Hell and High Water
August 6, 2008
A couple of weeks back I read what I think is one of the most important books on the environment. But it is so much more — it draws on philosophy, theology, mythology, poetry, literature, psychology and even rock music. Today Guardian is reporting that one of the government’s chief scientific advisers Professor Bob Watson is saying the country should plan for the effects of ‘a 4C global average rise on pre-industrial levels.’ This gives further urgency to the arguments made in the book, Hell and High Water: Climate Change, Hope and the Human Condition, by Alastair McIntosh. I was hoping to write a more substantive review before publishing it here, but for now here is what I had posted on Amazon. I couldn’t recommend this highly enough.
At one point in his magnificent new book Alastair McIntosh explains the distinction between optimism and hope: the former alleviates suffering by denying reality whereas the latter draws on inner resources which can coexist with pessimism. With the accumulating evidence on climate change, he points out, at time ‘one cannot help but hear the thundering hooves and feel the hot breath of the apocalypse cantering by’. And it is for this reason that he has ‘been forced to abandon optimism and take recourse in hope’. For as he points out, hope, unlike optimism, is a spur for action, not a substitute for it.
While McIntosh does an admirable job of summarizing the science, economics and politics of climate change in the first section, it is the second part of the book that forms the meat of his argument.

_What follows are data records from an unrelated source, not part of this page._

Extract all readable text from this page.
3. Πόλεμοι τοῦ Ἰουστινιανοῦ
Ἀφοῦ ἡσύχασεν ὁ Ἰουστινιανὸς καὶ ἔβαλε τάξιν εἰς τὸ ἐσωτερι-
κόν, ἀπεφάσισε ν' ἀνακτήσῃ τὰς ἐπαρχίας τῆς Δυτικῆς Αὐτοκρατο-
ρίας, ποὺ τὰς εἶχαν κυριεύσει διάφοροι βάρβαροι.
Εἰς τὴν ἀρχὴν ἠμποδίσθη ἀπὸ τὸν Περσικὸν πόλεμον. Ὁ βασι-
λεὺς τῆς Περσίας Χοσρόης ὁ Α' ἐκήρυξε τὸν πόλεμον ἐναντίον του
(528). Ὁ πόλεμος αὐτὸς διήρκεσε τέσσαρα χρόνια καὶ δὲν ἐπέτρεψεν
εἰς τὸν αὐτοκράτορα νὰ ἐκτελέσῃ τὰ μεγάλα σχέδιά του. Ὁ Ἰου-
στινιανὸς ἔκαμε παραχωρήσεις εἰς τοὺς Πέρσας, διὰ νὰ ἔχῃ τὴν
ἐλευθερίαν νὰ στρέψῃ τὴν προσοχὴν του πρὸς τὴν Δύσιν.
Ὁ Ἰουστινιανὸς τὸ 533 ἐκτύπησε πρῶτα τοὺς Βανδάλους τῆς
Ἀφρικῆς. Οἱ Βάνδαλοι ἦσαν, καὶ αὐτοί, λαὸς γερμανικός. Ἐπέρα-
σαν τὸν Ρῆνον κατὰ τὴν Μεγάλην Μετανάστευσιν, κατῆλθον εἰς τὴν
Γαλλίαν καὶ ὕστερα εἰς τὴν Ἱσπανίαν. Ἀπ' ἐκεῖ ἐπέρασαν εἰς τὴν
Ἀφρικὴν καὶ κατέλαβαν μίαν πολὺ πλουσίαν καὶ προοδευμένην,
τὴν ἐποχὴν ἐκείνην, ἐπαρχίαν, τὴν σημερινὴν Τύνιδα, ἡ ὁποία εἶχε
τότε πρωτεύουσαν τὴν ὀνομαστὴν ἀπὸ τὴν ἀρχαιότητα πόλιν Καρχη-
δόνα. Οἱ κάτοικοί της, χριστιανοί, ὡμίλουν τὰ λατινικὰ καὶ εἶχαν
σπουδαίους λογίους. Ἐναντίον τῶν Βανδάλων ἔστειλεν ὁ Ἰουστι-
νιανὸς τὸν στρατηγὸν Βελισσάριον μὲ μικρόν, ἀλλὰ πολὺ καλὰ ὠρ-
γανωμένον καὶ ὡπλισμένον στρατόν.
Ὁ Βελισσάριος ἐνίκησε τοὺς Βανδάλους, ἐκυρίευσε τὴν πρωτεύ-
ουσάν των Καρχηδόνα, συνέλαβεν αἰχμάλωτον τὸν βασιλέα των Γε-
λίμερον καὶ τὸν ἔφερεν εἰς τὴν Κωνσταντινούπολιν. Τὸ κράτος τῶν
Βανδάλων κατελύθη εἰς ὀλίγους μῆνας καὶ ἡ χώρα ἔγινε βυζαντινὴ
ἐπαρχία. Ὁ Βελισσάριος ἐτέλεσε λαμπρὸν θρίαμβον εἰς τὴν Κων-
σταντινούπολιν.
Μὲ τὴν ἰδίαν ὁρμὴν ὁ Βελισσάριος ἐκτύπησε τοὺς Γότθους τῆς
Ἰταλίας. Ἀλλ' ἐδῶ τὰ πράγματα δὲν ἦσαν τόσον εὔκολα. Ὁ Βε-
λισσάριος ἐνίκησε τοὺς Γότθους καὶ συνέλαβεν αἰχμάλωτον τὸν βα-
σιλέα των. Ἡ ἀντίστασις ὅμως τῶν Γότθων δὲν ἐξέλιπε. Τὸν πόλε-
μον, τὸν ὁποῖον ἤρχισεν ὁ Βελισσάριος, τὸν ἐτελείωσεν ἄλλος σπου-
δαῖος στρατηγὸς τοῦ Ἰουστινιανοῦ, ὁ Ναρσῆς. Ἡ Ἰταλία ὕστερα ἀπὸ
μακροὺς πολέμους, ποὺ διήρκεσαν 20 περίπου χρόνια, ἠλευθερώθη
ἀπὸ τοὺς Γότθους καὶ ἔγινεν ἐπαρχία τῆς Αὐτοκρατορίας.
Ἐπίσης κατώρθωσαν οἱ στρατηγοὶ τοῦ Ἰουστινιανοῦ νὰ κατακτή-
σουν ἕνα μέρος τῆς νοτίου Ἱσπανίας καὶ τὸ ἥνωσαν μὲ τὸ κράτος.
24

A tour de force rendered in flawless prose, the section draws on philosophy, theology, poetry, myth and literature to situate the real root of Hell and High water in the human condition. The modernity ushered in by the Enlightenment may have introduced much that is worth celebrating, but the rationality in the form of logical positivism that accompanied it has helped break the link between the inner realm and the outer world that nurtures its — man and nature, soil and soul. The dissociation of sensibility first set in motion with the reformation and the suppression of imagination (faerie) has led to hollowing out of the human psyche; leading vacant souls ripe for colonization by consumerism. Emptied (and disparaged in the case of the New Atheists) of the spirituality that sustains inner health the culture satisfies its quest for meaning (the liminal) with a variety of addictions that approximate the experience (the liminoid). It confuses ‘having’ with ‘being’.

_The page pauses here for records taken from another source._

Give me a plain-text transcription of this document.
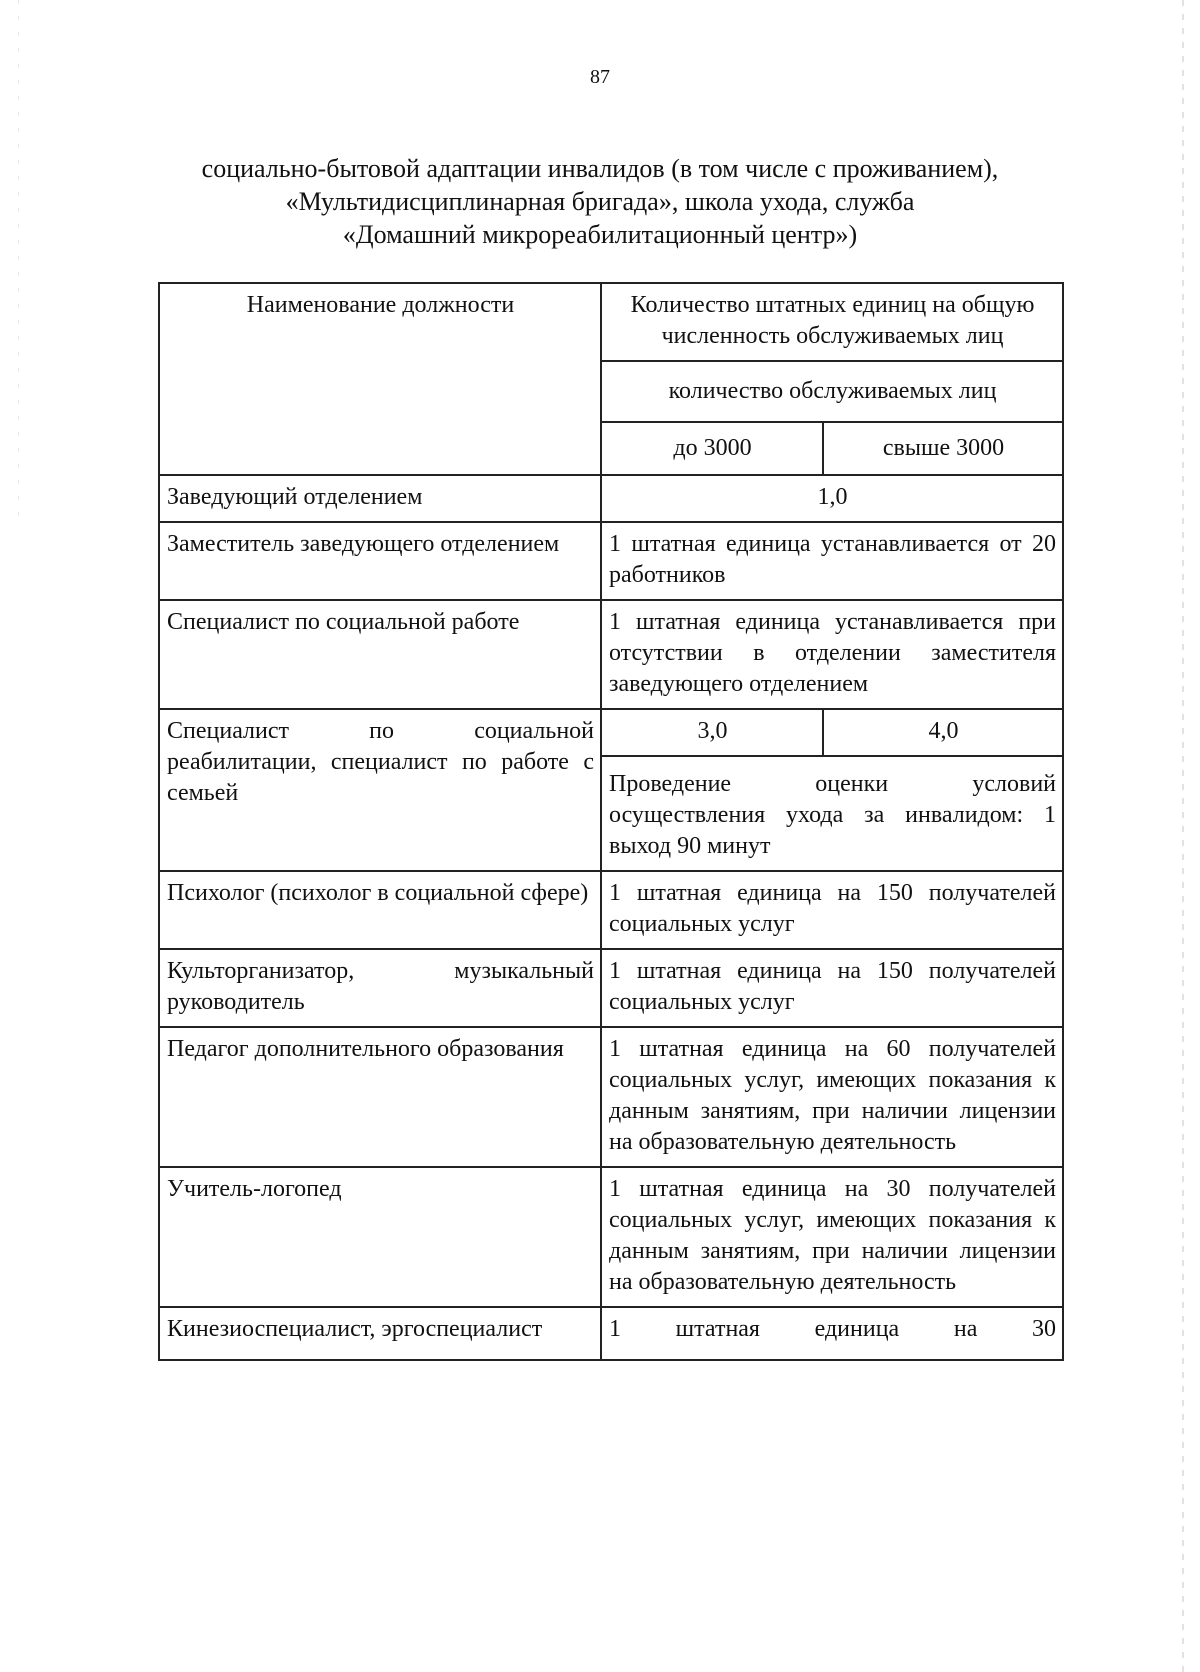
87
социально-бытовой адаптации инвалидов (в том числе с проживанием),
«Мультидисциплинарная бригада», школа ухода, служба
«Домашний микрореабилитационный центр»)
Наименование должности	Количество штатных единиц на общую численность обслуживаемых лиц	
	количество обслуживаемых лиц	
	до 3000	свыше 3000
Заведующий отделением	1,0	
Заместитель заведующего отделением	1 штатная единица устанавливается от 20 работников	
Специалист по социальной работе	1 штатная единица устанавливается при отсутствии в отделении заместителя заведующего отделением	
Специалист по социальной реабилитации, специалист по работе с семьей	3,0	4,0
	Проведение оценки условий осуществления ухода за инвалидом: 1 выход 90 минут	
Психолог (психолог в социальной сфере)	1 штатная единица на 150 получателей социальных услуг	
Культорганизатор, музыкальный руководитель	1 штатная единица на 150 получателей социальных услуг	
Педагог дополнительного образования	1 штатная единица на 60 получателей социальных услуг, имеющих показания к данным занятиям, при наличии лицензии на образовательную деятельность	
Учитель-логопед	1 штатная единица на 30 получателей социальных услуг, имеющих показания к данным занятиям, при наличии лицензии на образовательную деятельность	
Кинезиоспециалист, эргоспециалист	1 штатная единица на 30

McIntosh does not offer easy answers, but he does have a 12-step program for the regeneration of the human spirit and revival of its link to the world around it. I do not agree with all but that is more because of practicality than my view of their usefulness. But like Chris Hedges, McIntosh makes the important distinction between the irrational and the non-rational (love, hope, spirit et al), and stresses that the later needs to be reconciled with practicality in order to bring about meaningful change.

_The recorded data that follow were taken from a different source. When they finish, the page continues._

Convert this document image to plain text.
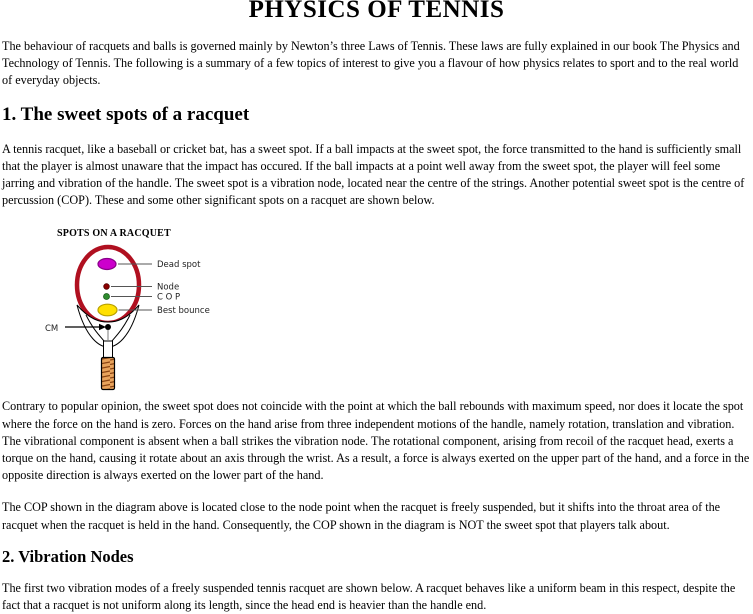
PHYSICS OF TENNIS

The behaviour of racquets and balls is governed mainly by Newton’s three Laws of Tennis. These laws are fully explained in our book The Physics and Technology of Tennis. The following is a summary of a few topics of interest to give you a flavour of how physics relates to sport and to the real world of everyday objects.

1. The sweet spots of a racquet

A tennis racquet, like a baseball or cricket bat, has a sweet spot. If a ball impacts at the sweet spot, the force transmitted to the hand is sufficiently small that the player is almost unaware that the impact has occured. If the ball impacts at a point well away from the sweet spot, the player will feel some jarring and vibration of the handle. The sweet spot is a vibration node, located near the centre of the strings. Another potential sweet spot is the centre of percussion (COP). These and some other significant spots on a racquet are shown below.

SPOTS ON A RACQUET
Dead spot
Node
C O P
Best bounce
CM

Contrary to popular opinion, the sweet spot does not coincide with the point at which the ball rebounds with maximum speed, nor does it locate the spot where the force on the hand is zero. Forces on the hand arise from three independent motions of the handle, namely rotation, translation and vibration. The vibrational component is absent when a ball strikes the vibration node. The rotational component, arising from recoil of the racquet head, exerts a torque on the hand, causing it rotate about an axis through the wrist. As a result, a force is always exerted on the upper part of the hand, and a force in the opposite direction is always exerted on the lower part of the hand.

The COP shown in the diagram above is located close to the node point when the racquet is freely suspended, but it shifts into the throat area of the racquet when the racquet is held in the hand. Consequently, the COP shown in the diagram is NOT the sweet spot that players talk about.

2. Vibration Nodes

The first two vibration modes of a freely suspended tennis racquet are shown below. A racquet behaves like a uniform beam in this respect, despite the fact that a racquet is not uniform along its length, since the head end is heavier than the handle end.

I had picked up this book as a diversion for an evening, but once I started reading, I had to hold everything else and immerse myself in it. I was overwhelmed. George Monbiot had it right: McIntosh is a world changing author.
Though he sometimes strays into areas which are not his zones of specialisation and makes statements that can negate his message , Monbiot did make a very salient point in that good weather needs to be urgently treated as an inalienable Human Right.
Especially in parts of the world , like the Indian sub-continent,in which snow melt in the mountains can be the difference between nearly a billion People living in an arably sustainable land mass or struggling in a drought ridden desert.
The real challenge is whether you treat Humans as a speicies that can only be addressed by taking the spiritual aspect seriously or as a commodity in a market of commodities.
This is where the neo-Atheist direction completely fails in so many levels.Without taking the spiritual side into consideration they are to capitalism what Darwin was to eugenics.